The day closed with a fascinating look at the complex nature of the preservation of Polaroid prints. Ioannis Vasallos, Photographic Collections Conservator at the National Library of Scotland, discussed the treatment undertaken to ensure the preservation of three continuity albums from the Stanley Kubrick Archive, used during the filming of The Shining. Research was undertaken to determine the cause of fading in many prints from these albums, and both the materials of the photographs and the albums were examined. The study and the identification of the prints assisted the decision-making process for subsequent treatments, thus ensuring their long-term preservation and accessibility.

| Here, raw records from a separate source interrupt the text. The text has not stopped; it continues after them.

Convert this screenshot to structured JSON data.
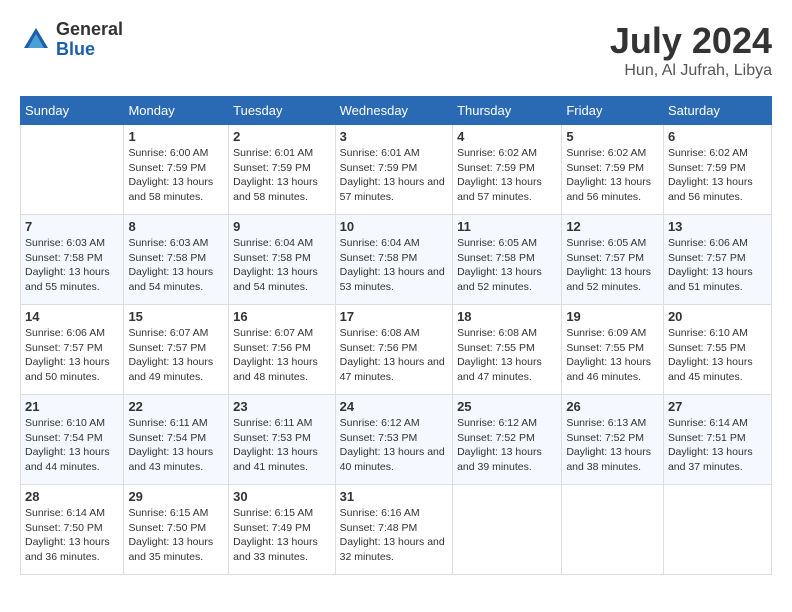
{
  "header": {
    "logo_general": "General",
    "logo_blue": "Blue",
    "month_year": "July 2024",
    "location": "Hun, Al Jufrah, Libya"
  },
  "days_of_week": [
    "Sunday",
    "Monday",
    "Tuesday",
    "Wednesday",
    "Thursday",
    "Friday",
    "Saturday"
  ],
  "weeks": [
    [
      {
        "day": "",
        "sunrise": "",
        "sunset": "",
        "daylight": ""
      },
      {
        "day": "1",
        "sunrise": "Sunrise: 6:00 AM",
        "sunset": "Sunset: 7:59 PM",
        "daylight": "Daylight: 13 hours and 58 minutes."
      },
      {
        "day": "2",
        "sunrise": "Sunrise: 6:01 AM",
        "sunset": "Sunset: 7:59 PM",
        "daylight": "Daylight: 13 hours and 58 minutes."
      },
      {
        "day": "3",
        "sunrise": "Sunrise: 6:01 AM",
        "sunset": "Sunset: 7:59 PM",
        "daylight": "Daylight: 13 hours and 57 minutes."
      },
      {
        "day": "4",
        "sunrise": "Sunrise: 6:02 AM",
        "sunset": "Sunset: 7:59 PM",
        "daylight": "Daylight: 13 hours and 57 minutes."
      },
      {
        "day": "5",
        "sunrise": "Sunrise: 6:02 AM",
        "sunset": "Sunset: 7:59 PM",
        "daylight": "Daylight: 13 hours and 56 minutes."
      },
      {
        "day": "6",
        "sunrise": "Sunrise: 6:02 AM",
        "sunset": "Sunset: 7:59 PM",
        "daylight": "Daylight: 13 hours and 56 minutes."
      }
    ],
    [
      {
        "day": "7",
        "sunrise": "Sunrise: 6:03 AM",
        "sunset": "Sunset: 7:58 PM",
        "daylight": "Daylight: 13 hours and 55 minutes."
      },
      {
        "day": "8",
        "sunrise": "Sunrise: 6:03 AM",
        "sunset": "Sunset: 7:58 PM",
        "daylight": "Daylight: 13 hours and 54 minutes."
      },
      {
        "day": "9",
        "sunrise": "Sunrise: 6:04 AM",
        "sunset": "Sunset: 7:58 PM",
        "daylight": "Daylight: 13 hours and 54 minutes."
      },
      {
        "day": "10",
        "sunrise": "Sunrise: 6:04 AM",
        "sunset": "Sunset: 7:58 PM",
        "daylight": "Daylight: 13 hours and 53 minutes."
      },
      {
        "day": "11",
        "sunrise": "Sunrise: 6:05 AM",
        "sunset": "Sunset: 7:58 PM",
        "daylight": "Daylight: 13 hours and 52 minutes."
      },
      {
        "day": "12",
        "sunrise": "Sunrise: 6:05 AM",
        "sunset": "Sunset: 7:57 PM",
        "daylight": "Daylight: 13 hours and 52 minutes."
      },
      {
        "day": "13",
        "sunrise": "Sunrise: 6:06 AM",
        "sunset": "Sunset: 7:57 PM",
        "daylight": "Daylight: 13 hours and 51 minutes."
      }
    ],
    [
      {
        "day": "14",
        "sunrise": "Sunrise: 6:06 AM",
        "sunset": "Sunset: 7:57 PM",
        "daylight": "Daylight: 13 hours and 50 minutes."
      },
      {
        "day": "15",
        "sunrise": "Sunrise: 6:07 AM",
        "sunset": "Sunset: 7:57 PM",
        "daylight": "Daylight: 13 hours and 49 minutes."
      },
      {
        "day": "16",
        "sunrise": "Sunrise: 6:07 AM",
        "sunset": "Sunset: 7:56 PM",
        "daylight": "Daylight: 13 hours and 48 minutes."
      },
      {
        "day": "17",
        "sunrise": "Sunrise: 6:08 AM",
        "sunset": "Sunset: 7:56 PM",
        "daylight": "Daylight: 13 hours and 47 minutes."
      },
      {
        "day": "18",
        "sunrise": "Sunrise: 6:08 AM",
        "sunset": "Sunset: 7:55 PM",
        "daylight": "Daylight: 13 hours and 47 minutes."
      },
      {
        "day": "19",
        "sunrise": "Sunrise: 6:09 AM",
        "sunset": "Sunset: 7:55 PM",
        "daylight": "Daylight: 13 hours and 46 minutes."
      },
      {
        "day": "20",
        "sunrise": "Sunrise: 6:10 AM",
        "sunset": "Sunset: 7:55 PM",
        "daylight": "Daylight: 13 hours and 45 minutes."
      }
    ],
    [
      {
        "day": "21",
        "sunrise": "Sunrise: 6:10 AM",
        "sunset": "Sunset: 7:54 PM",
        "daylight": "Daylight: 13 hours and 44 minutes."
      },
      {
        "day": "22",
        "sunrise": "Sunrise: 6:11 AM",
        "sunset": "Sunset: 7:54 PM",
        "daylight": "Daylight: 13 hours and 43 minutes."
      },
      {
        "day": "23",
        "sunrise": "Sunrise: 6:11 AM",
        "sunset": "Sunset: 7:53 PM",
        "daylight": "Daylight: 13 hours and 41 minutes."
      },
      {
        "day": "24",
        "sunrise": "Sunrise: 6:12 AM",
        "sunset": "Sunset: 7:53 PM",
        "daylight": "Daylight: 13 hours and 40 minutes."
      },
      {
        "day": "25",
        "sunrise": "Sunrise: 6:12 AM",
        "sunset": "Sunset: 7:52 PM",
        "daylight": "Daylight: 13 hours and 39 minutes."
      },
      {
        "day": "26",
        "sunrise": "Sunrise: 6:13 AM",
        "sunset": "Sunset: 7:52 PM",
        "daylight": "Daylight: 13 hours and 38 minutes."
      },
      {
        "day": "27",
        "sunrise": "Sunrise: 6:14 AM",
        "sunset": "Sunset: 7:51 PM",
        "daylight": "Daylight: 13 hours and 37 minutes."
      }
    ],
    [
      {
        "day": "28",
        "sunrise": "Sunrise: 6:14 AM",
        "sunset": "Sunset: 7:50 PM",
        "daylight": "Daylight: 13 hours and 36 minutes."
      },
      {
        "day": "29",
        "sunrise": "Sunrise: 6:15 AM",
        "sunset": "Sunset: 7:50 PM",
        "daylight": "Daylight: 13 hours and 35 minutes."
      },
      {
        "day": "30",
        "sunrise": "Sunrise: 6:15 AM",
        "sunset": "Sunset: 7:49 PM",
        "daylight": "Daylight: 13 hours and 33 minutes."
      },
      {
        "day": "31",
        "sunrise": "Sunrise: 6:16 AM",
        "sunset": "Sunset: 7:48 PM",
        "daylight": "Daylight: 13 hours and 32 minutes."
      },
      {
        "day": "",
        "sunrise": "",
        "sunset": "",
        "daylight": ""
      },
      {
        "day": "",
        "sunrise": "",
        "sunset": "",
        "daylight": ""
      },
      {
        "day": "",
        "sunrise": "",
        "sunset": "",
        "daylight": ""
      }
    ]
  ]
}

Attending the Icon Conference: Scotland Tour has strengthened my desire to work in conservation, as well as my awareness of the financial, logistical, and ethical concerns that must be considered when proposing or undertaking any project. As a student hoping to embark upon a professional career in the conservation of book and library materials, the ideas presented throughout the day not only gave me a more nuanced view of this field, but also provoked questions that will stay with me as I progress in my career. I was particularly struck by the importance of remaining receptive and open to cross-sector collaboration; in an age of specialization, interdisciplinary endeavours are now vital to a comprehensive understanding, not only in conservation or the cultural heritage sector, but also across academia, industry, and science.